There has been rising anger in the Indian community and backlash from human rights advocates and lawyers over the decision to restrict travel from India as the country is ravaged by a mass outbreak of coronavirus infections.

Mr Morrison on Monday defended the response as he addressed the temporary travel ban for the first time – some three days after the decision to criminalise those who try to return home from India.

He had been asked about accusations the policy is racist, which some in the Indian-Australian community have raised concerns about. 

“There is a raging pandemic and we need to just continue to take decisions that are in the best health interests of Australia,” Mr Morrison told 2GB Radio.

“This is a temporary arrangement – it is being put in place to ensure we don’t get a third wave here in Australia and that our quarantine system can remain strong.”    

It was revealed last Friday, that Australian citizens and residents failing to comply with the emergency determination under the Biosecurity Act could attract a $66,600 fine or a five-year jail term.

The government has put in place the travel restrictions to India until 15 May and promised the measures will be reviewed ahead of this deadline. 

But the move to criminalise Australians trying to return home from India has been widely criticised, with opponents pointing to the fact no travel ban was ever imposed on travellers returning from the United States or United Kingdom travellers at the peak of their outbreaks.

Mr Morrison said the decision to impose the hefty penalties did not amount to a misuse of government power.

“I understand the measures have strong sanctions with them – we’ve had the Biosecurity Act in place now for over a year and no one has gone to jail,” he said. 

“There hasn’t been any irresponsible use of those powers. My heart breaks for the Indian community – but I assure them I am going to restore those repatriation flights.”  

Australia’s Chief Medical Officer Professor Paul Kelly earlier said health authorities gave no advice to impose fines and jail sentences for Australians in India who attempt to breach the temporary travel ban.

But Professor Kelly has supported the need to do something about the number of positive COVID-19 cases in hotel quarantine.

“There was no advice given in relation to the fines or jail terms, that’s just how the Biosecurity Act works,” he told ABC radio on Monday morning.

“Our advice that we needed to do something about the number of positive cases coming into our hotel quarantine because of the risk of incursions.”

Professor Kelly said the travel ban was necessary because the COVID-19 positivity rate among returning travellers in hotel quarantine surpassed a two per cent limit for only the second time in the pandemic. The first spike was about six weeks earlier in travellers returning from Papua New Guinea, he said.

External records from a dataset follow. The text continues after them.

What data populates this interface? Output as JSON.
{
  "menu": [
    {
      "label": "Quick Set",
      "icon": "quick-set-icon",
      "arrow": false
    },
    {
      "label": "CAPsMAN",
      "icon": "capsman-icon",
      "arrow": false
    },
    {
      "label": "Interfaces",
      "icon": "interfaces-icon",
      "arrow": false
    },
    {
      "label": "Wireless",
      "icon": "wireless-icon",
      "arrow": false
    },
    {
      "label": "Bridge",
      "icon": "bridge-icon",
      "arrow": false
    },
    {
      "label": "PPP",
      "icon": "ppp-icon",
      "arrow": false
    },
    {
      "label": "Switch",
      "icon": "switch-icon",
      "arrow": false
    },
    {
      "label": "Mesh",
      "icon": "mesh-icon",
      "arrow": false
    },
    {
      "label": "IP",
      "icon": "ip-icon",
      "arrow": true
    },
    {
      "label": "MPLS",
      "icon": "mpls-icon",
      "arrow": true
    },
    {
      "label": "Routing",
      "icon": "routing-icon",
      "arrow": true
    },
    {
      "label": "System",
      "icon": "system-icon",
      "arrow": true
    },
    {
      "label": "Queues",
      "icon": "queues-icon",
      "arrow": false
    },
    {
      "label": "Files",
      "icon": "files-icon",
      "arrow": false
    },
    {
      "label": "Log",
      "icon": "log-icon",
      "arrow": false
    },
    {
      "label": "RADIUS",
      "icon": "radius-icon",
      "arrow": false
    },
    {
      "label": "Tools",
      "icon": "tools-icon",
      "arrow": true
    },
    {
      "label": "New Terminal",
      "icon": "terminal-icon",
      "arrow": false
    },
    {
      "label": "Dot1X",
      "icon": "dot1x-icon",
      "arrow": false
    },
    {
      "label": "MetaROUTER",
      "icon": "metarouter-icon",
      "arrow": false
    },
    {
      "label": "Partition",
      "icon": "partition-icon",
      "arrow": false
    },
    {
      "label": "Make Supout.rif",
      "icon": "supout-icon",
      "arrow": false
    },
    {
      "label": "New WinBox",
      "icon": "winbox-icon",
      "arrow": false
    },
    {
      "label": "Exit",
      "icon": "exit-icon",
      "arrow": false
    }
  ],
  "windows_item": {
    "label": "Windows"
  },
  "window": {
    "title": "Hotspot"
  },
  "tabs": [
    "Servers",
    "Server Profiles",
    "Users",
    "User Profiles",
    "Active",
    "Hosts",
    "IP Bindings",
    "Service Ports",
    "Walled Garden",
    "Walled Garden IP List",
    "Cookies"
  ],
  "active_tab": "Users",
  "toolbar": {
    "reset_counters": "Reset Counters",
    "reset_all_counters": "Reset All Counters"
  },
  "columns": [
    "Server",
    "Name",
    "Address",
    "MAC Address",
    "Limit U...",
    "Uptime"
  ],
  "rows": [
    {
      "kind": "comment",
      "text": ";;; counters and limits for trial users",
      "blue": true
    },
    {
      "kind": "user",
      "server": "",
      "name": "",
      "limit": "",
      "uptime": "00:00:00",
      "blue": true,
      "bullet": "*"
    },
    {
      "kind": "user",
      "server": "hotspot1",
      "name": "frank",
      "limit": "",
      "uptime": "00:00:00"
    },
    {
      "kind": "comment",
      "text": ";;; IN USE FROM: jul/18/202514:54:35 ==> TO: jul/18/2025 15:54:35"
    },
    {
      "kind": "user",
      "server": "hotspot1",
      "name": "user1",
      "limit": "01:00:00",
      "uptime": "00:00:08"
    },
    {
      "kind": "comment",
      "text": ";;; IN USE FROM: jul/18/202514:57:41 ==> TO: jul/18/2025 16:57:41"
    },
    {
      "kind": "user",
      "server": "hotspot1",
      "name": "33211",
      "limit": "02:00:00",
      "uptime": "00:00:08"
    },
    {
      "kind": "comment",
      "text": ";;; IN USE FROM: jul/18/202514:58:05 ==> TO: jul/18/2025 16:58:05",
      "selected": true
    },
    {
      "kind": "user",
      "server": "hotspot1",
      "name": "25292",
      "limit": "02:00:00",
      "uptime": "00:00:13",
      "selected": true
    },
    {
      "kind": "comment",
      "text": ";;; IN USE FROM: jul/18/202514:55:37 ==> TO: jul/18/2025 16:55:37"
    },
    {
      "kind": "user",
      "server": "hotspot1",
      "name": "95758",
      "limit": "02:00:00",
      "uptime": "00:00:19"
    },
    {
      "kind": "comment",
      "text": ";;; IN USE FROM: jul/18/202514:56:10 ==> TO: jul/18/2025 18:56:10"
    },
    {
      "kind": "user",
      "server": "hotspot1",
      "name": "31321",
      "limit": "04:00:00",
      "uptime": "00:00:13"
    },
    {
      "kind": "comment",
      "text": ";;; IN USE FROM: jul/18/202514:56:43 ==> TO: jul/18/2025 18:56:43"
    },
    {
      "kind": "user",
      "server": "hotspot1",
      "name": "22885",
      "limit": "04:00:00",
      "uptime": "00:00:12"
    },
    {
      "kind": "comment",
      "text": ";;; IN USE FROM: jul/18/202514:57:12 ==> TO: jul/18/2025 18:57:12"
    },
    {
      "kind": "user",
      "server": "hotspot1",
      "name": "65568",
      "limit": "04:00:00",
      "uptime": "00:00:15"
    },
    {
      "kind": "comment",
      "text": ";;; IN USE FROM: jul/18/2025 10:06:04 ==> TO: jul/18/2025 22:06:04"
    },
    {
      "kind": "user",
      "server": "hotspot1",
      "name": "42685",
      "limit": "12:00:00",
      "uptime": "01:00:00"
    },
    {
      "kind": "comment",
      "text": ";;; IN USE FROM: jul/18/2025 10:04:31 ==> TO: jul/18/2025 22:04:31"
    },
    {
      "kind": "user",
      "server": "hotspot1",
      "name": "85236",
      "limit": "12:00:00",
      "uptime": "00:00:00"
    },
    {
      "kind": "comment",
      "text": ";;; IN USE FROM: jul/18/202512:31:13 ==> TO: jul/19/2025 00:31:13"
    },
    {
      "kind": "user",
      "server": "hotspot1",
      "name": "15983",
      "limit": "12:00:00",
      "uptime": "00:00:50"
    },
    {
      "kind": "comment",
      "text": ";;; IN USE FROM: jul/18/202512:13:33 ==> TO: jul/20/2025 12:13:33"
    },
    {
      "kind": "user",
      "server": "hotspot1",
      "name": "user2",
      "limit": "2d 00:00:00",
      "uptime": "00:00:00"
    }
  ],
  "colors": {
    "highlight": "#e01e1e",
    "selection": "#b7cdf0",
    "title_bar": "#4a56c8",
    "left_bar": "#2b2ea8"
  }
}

Around 9,000 Australians in India are currently registered with the Department of Foreign Affairs and Trade as wanting to return home, including about 650 who are classed as vulnerable.

The move to tighten the travel ban, which will be in place until 15 May, came after two Australian cricketers in India made it home by travelling through Qatar. 

India is recording about 400,000 new coronavirus cases each day but the real number of people contracting it is believed to be higher.